David Kay, Shape of Things Director, asked me to write something on the relationship of making to my practice and my feeling about not being a ‘proper maker’, as such..!
‘ Weaving was already multimedia: singing , chanting, telling stories, dancing and playing games as they work, spinsters and weavers were literally networkers as well..spinning yarns, fabricating fashions, ..the textures of the woven cloth functioned as a means of communication and information storage long before anything was written down. How do we know this? From the cloth itself’
(Plant, Sadie. ‘Zeroes and Ones: Digital Women and the New Technocultur’e. New York : Doubleday, 1997).
I began m y life as an artist making drawings, paintings, sculpture…then fell in love with technology and designed interactive interfaces for five years. In 1999 I reached the point where I was in mourning for a more haptic relationship to my practice again.

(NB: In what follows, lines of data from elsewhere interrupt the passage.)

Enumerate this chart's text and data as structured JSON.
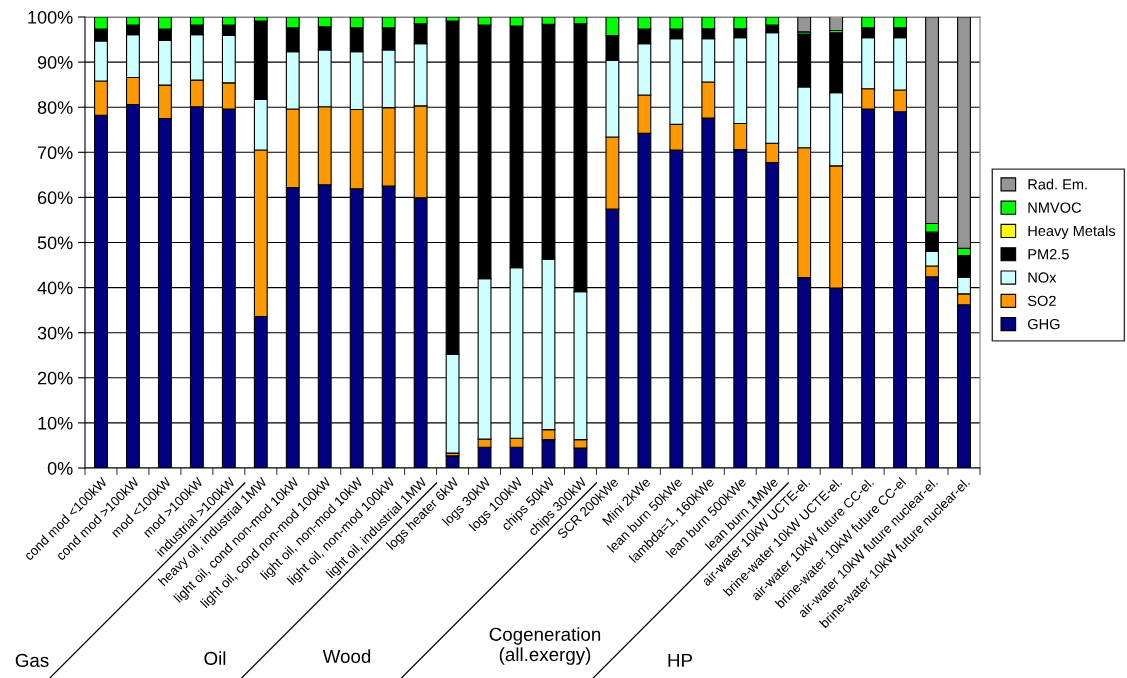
{
  "chart_data": {
    "type": "bar",
    "stacked": true,
    "categories": [
      "cond mod <100kW",
      "cond mod >100kW",
      "mod <100kW",
      "mod >100kW",
      "industrial >100kW",
      "heavy oil, industrial 1MW",
      "light oil, cond non-mod 10kW",
      "light oil, cond non-mod 100kW",
      "light oil, non-mod 10kW",
      "light oil, non-mod 100kW",
      "light oil, industrial 1MW",
      "logs heater 6kW",
      "logs 30kW",
      "logs 100kW",
      "chips 50kW",
      "chips 300kW",
      "SCR 200kWe",
      "Mini 2kWe",
      "lean burn 50kWe",
      "lambda=1, 160kWe",
      "lean burn 500kWe",
      "lean burn 1MWe",
      "air-water 10kW UCTE-el.",
      "brine-water 10kW UCTE-el.",
      "air-water 10kW future CC-el.",
      "brine-water 10kW future CC-el",
      "air-water 10kW future nuclear-el.",
      "brine-water 10kW future nuclear-el."
    ],
    "series": [
      {
        "name": "GHG",
        "color": "#000080",
        "values": [
          78.2,
          80.6,
          77.5,
          80.1,
          79.6,
          33.6,
          62.2,
          62.8,
          61.9,
          62.5,
          59.9,
          2.7,
          4.6,
          4.6,
          6.3,
          4.4,
          57.4,
          74.2,
          70.5,
          77.6,
          70.6,
          67.7,
          42.2,
          39.9,
          79.6,
          79.0,
          42.4,
          36.2
        ]
      },
      {
        "name": "SO2",
        "color": "#ff9900",
        "values": [
          7.6,
          6.0,
          7.4,
          5.9,
          5.8,
          36.9,
          17.4,
          17.3,
          17.6,
          17.4,
          20.4,
          0.6,
          1.8,
          2.0,
          2.2,
          1.9,
          16.0,
          8.5,
          5.7,
          8.0,
          5.8,
          4.3,
          28.8,
          27.1,
          4.5,
          4.8,
          2.4,
          2.4
        ]
      },
      {
        "name": "NOx",
        "color": "#ccffff",
        "values": [
          8.9,
          9.5,
          9.9,
          10.1,
          10.5,
          11.2,
          12.7,
          12.6,
          12.8,
          12.8,
          13.8,
          21.9,
          35.6,
          37.8,
          37.8,
          32.8,
          17.0,
          11.4,
          19.0,
          9.6,
          19.0,
          24.5,
          13.5,
          16.2,
          11.3,
          11.6,
          3.2,
          3.7
        ]
      },
      {
        "name": "PM2.5",
        "color": "#000000",
        "values": [
          2.6,
          2.1,
          2.5,
          2.1,
          2.3,
          17.4,
          5.3,
          5.1,
          5.3,
          4.9,
          4.4,
          73.9,
          56.2,
          53.6,
          52.1,
          59.4,
          5.5,
          3.2,
          2.1,
          2.2,
          2.0,
          1.7,
          11.7,
          13.3,
          2.2,
          2.2,
          4.3,
          4.8
        ]
      },
      {
        "name": "Heavy Metals",
        "color": "#ffff00",
        "values": [
          0,
          0,
          0,
          0,
          0,
          0,
          0,
          0,
          0,
          0,
          0,
          0,
          0,
          0,
          0,
          0,
          0,
          0,
          0,
          0,
          0,
          0,
          0,
          0,
          0,
          0,
          0,
          0
        ]
      },
      {
        "name": "NMVOC",
        "color": "#00ff00",
        "values": [
          2.7,
          1.8,
          2.7,
          1.8,
          1.8,
          0.9,
          2.4,
          2.2,
          2.4,
          2.4,
          1.5,
          0.9,
          1.8,
          2.0,
          1.6,
          1.5,
          4.1,
          2.7,
          2.7,
          2.6,
          2.6,
          1.8,
          0.5,
          0.5,
          2.4,
          2.4,
          1.9,
          1.6
        ]
      },
      {
        "name": "Rad. Em.",
        "color": "#969696",
        "values": [
          0,
          0,
          0,
          0,
          0,
          0,
          0,
          0,
          0,
          0,
          0,
          0,
          0,
          0,
          0,
          0,
          0,
          0,
          0,
          0,
          0,
          0,
          3.3,
          3.1,
          0,
          0,
          45.8,
          51.3
        ]
      }
    ],
    "ylim": [
      0,
      100
    ],
    "yticks": [
      {
        "value": 0,
        "label": "0%"
      },
      {
        "value": 10,
        "label": "10%"
      },
      {
        "value": 20,
        "label": "20%"
      },
      {
        "value": 30,
        "label": "30%"
      },
      {
        "value": 40,
        "label": "40%"
      },
      {
        "value": 50,
        "label": "50%"
      },
      {
        "value": 60,
        "label": "60%"
      },
      {
        "value": 70,
        "label": "70%"
      },
      {
        "value": 80,
        "label": "80%"
      },
      {
        "value": 90,
        "label": "90%"
      },
      {
        "value": 100,
        "label": "100%"
      }
    ],
    "grid": "y",
    "legend": "right",
    "annotations": [
      "Gas",
      "Oil",
      "Wood",
      "Cogeneration\n(all.exergy)",
      "HP"
    ]
  }
}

I came apon textiles through reading Sadie Plant’s ‘Zeros and Ones’ while visiting Iran (my mother was a crochet designer who was raised near Tabriz – a famous rug weaving centre of excellence) and seeing the Jacquard Loom and Babbage machines at the Science Museum in London.
Discovering textile media as a place where old school female –dominated programming (since weaving is series of numbers encoded in cloth), the feel and beauty of woven surface, and a space for the interweaving of human narratives could co-exist was a revelation to me and I have been expanding into this space for the last five years.
It seems to be limitless in its potential to enable poetic processes of engagement and to produce at the same time work that can be touched, occupied and read as an anthropological snapshot in time.
I have mainly been working with other specialists to produce large-scale installations – weavers and programmers for ‘The Loom: From Text to Textile’, a sculptor for ‘Crafting Space’ and a whole design production team for ‘The Bibliomancer’s Dream’.
As a multi-disciplinary artist working with craft media, I have often felt outside and in awe of the mainstream of specialist makers who are able to work within and master a specific form of applied or visual art. Now I realise my speciality is in ‘crafting space’ and narrative through materials, words and conceptual ideas, with the very particular skill of defining compelling arenas of audience engagement.
A combination of growing confidence in my own skills and a desire to be more directly involved in the actually making of my work now has a chance to develop into new work through The Shape of Things commission. It is as if have been given permission to make again! I am now beginning the process of collecting, archiving, wrapping and installing what will be up to 999 objects.